Polikandy is a town located in Jaffna District, Northern Province, Sri Lanka, governed by an Urban Council. Cities, towns. Places near Polikandy include Point Pedro (which is an extreme point of Sri Lanka), Valvettithurai, Karanavai and Karanavai North. Polikandy has three divisions: Polikandy East, Polikandy West and Polikandy South.

This legendary town is well known for being the birthplace of Thillaiyambalam Sivanesan Soosai, the Chief Commander of the Sea Tigers of the Liberation Tigers of Tamil Eelam or the Sea Tigers, a Tamil nationalist militant group that waged a war for independence in the North and East of Sri Lanka. This town is also the place of birth of the leaders of the Liberation Tigers of Tamil Eelam, Lieutenant Colonel David, Castro (Manivannan) and Kadaapi (Athavan). Polikandy was the first town to introduce the Sea Tigers.

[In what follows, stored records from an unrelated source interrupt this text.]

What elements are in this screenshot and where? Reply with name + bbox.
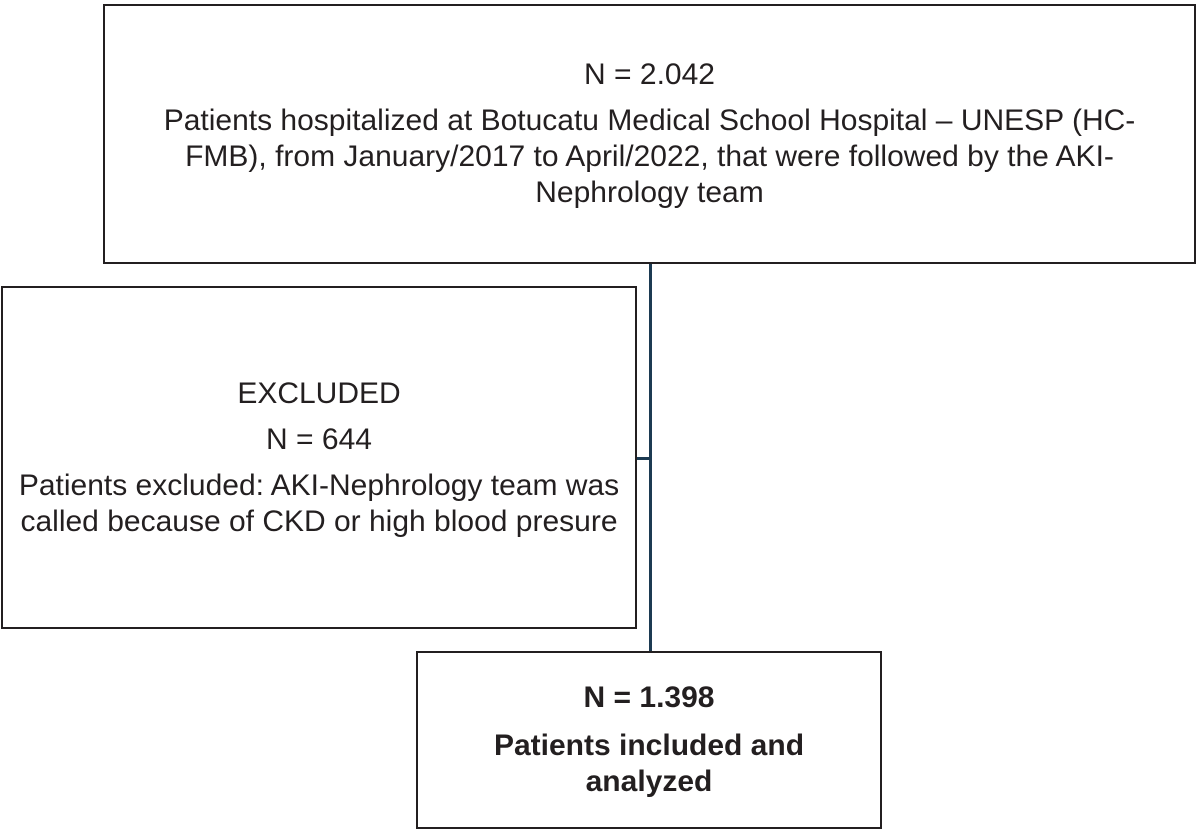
total-patients-description: Patients hospitalized at Botucatu Medical School Hospital – UNESP (HC-FMB), from January/2017 to April/2022, that were followed by the AKI-Nephrology team <box>163 104 1136 209</box>
total-patients-box <box>103 4 1196 264</box>
exclusion-branch-connector <box>636 457 651 460</box>
excluded-patients-count: N = 644 <box>266 422 372 456</box>
included-patients-box <box>416 651 882 829</box>
included-patients-description: Patients included and analyzed <box>493 729 805 798</box>
included-patients-count: N = 1.398 <box>583 681 715 714</box>
excluded-label: EXCLUDED <box>237 376 401 410</box>
excluded-patients-description: Patients excluded: AKI-Nephrology team was called because of CKD or high blood presure <box>18 468 620 538</box>
excluded-patients-box <box>1 286 637 629</box>
total-patients-count: N = 2.042 <box>584 58 715 91</box>
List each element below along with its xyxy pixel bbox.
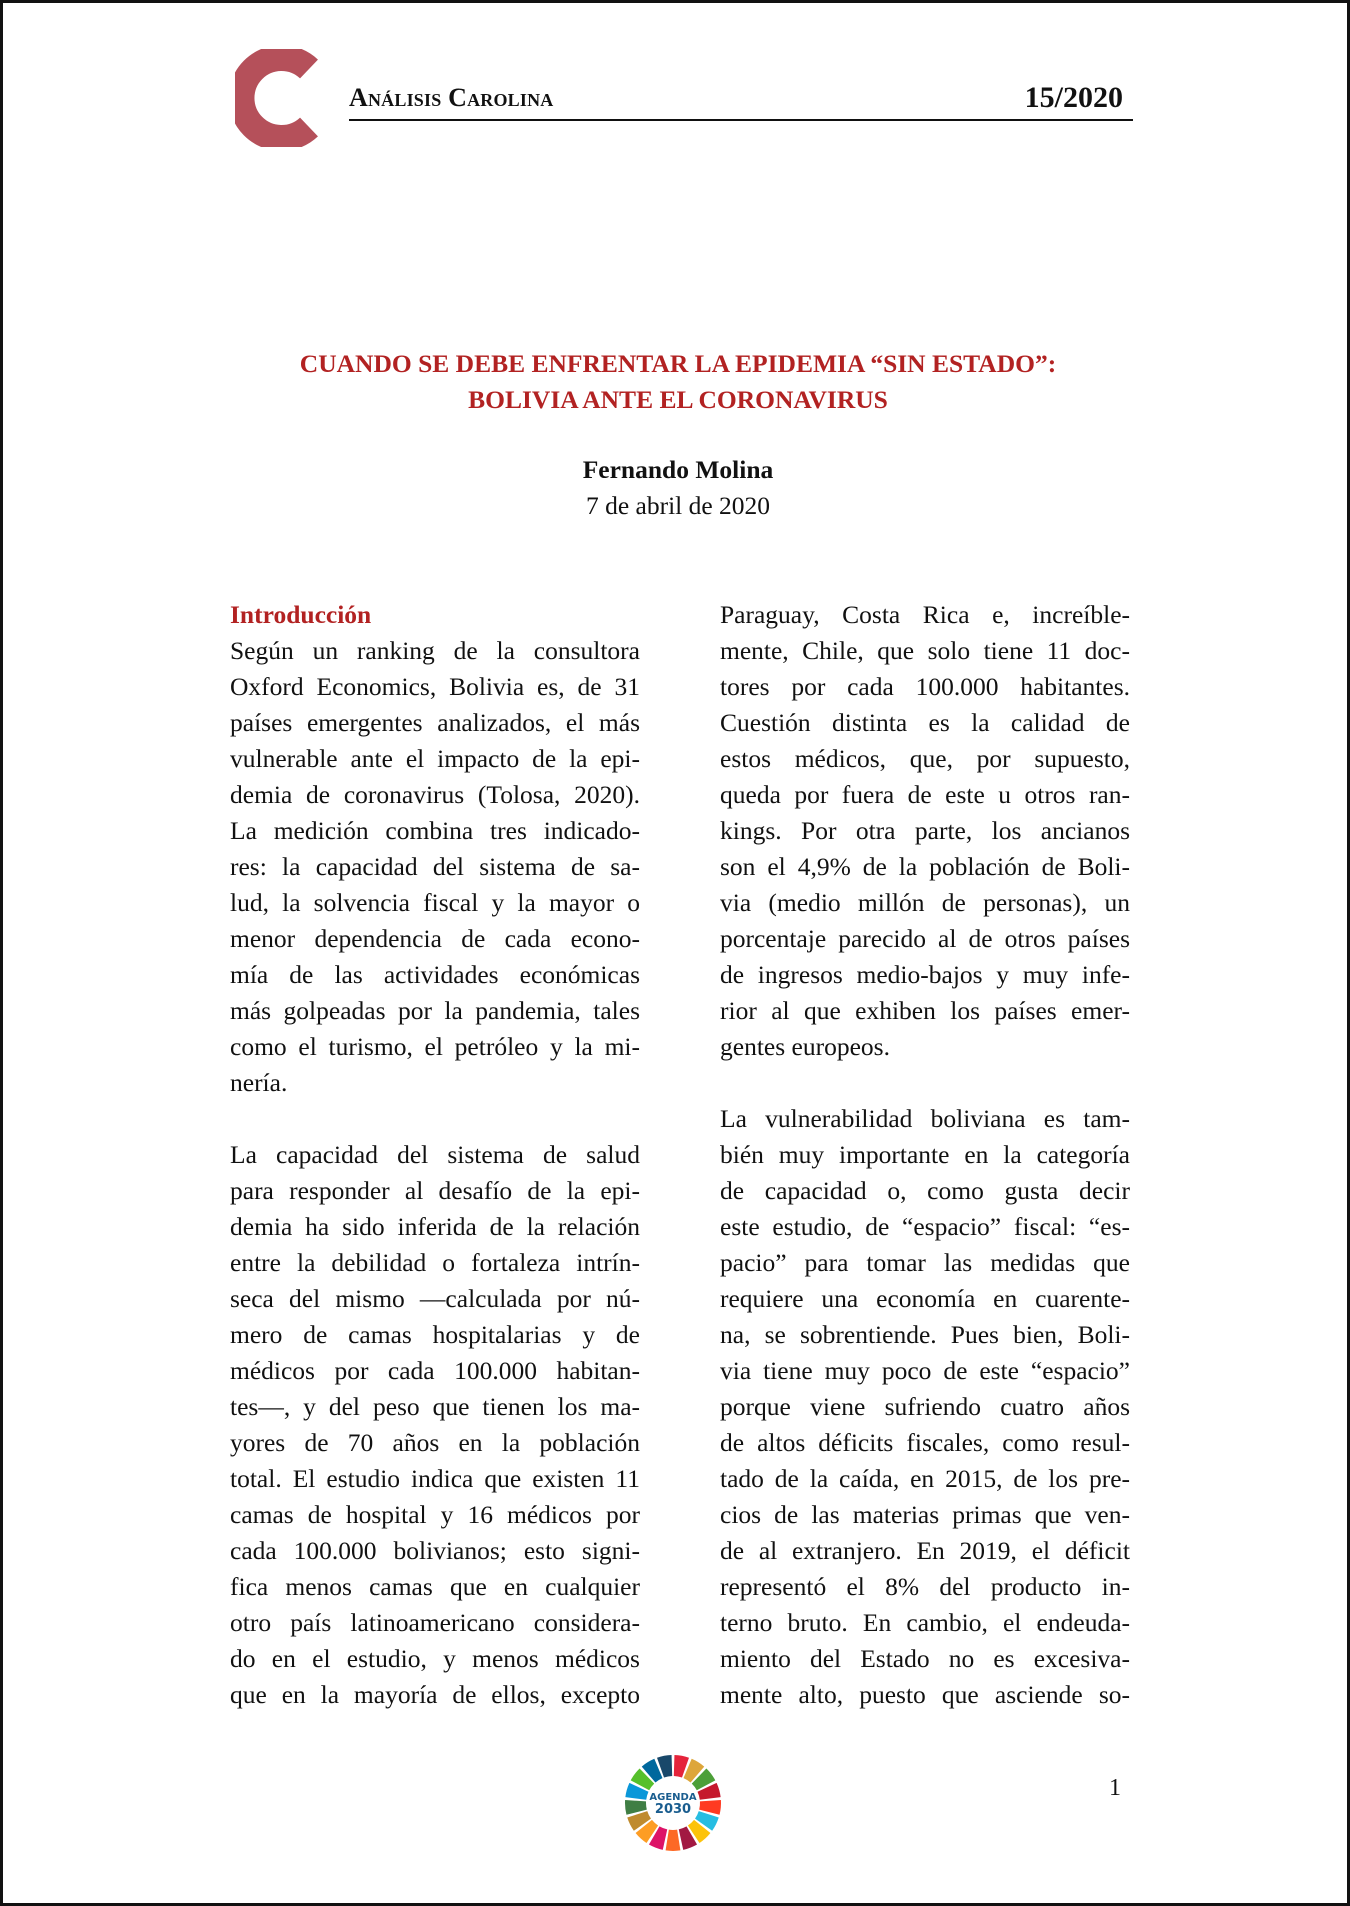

This town of the Northern Province has seen many battles between the Sri Lankan Army vs. LTTE during the early 1990 till 2005, especially during the 1990s for a short period of time under the control of LTTE however under government control since 2005 where the Sri Lankan Army recaptured it from the LTTE.

Polikandy has various temples for gods of the Hindu pantheon, especially the one for the Murugan/ Kanthavanam temple, Sri Pathira Kaali Amman temple, Ilupai Mulai Pillayaar Temple, and Polikandy west Kulathady Vairavar/Bhairava temple. These are the four largest compared to the smaller temples in the vicinity. Most of the temples have a rich history of at least a century.

During the civil war, between 1990 and 1995, people from the Valikamam North area — including Palaly, Kankesanthurai, Myliddy, Tellippalai and Keerimalai have internally displaced to the shores of Polikandy whose livelihood was fishing.

Schools include the Polikandy Hindu Tamil Mixed School and American Mission Tamil Mixed School.

Primary industry is agriculture / farming and fishing.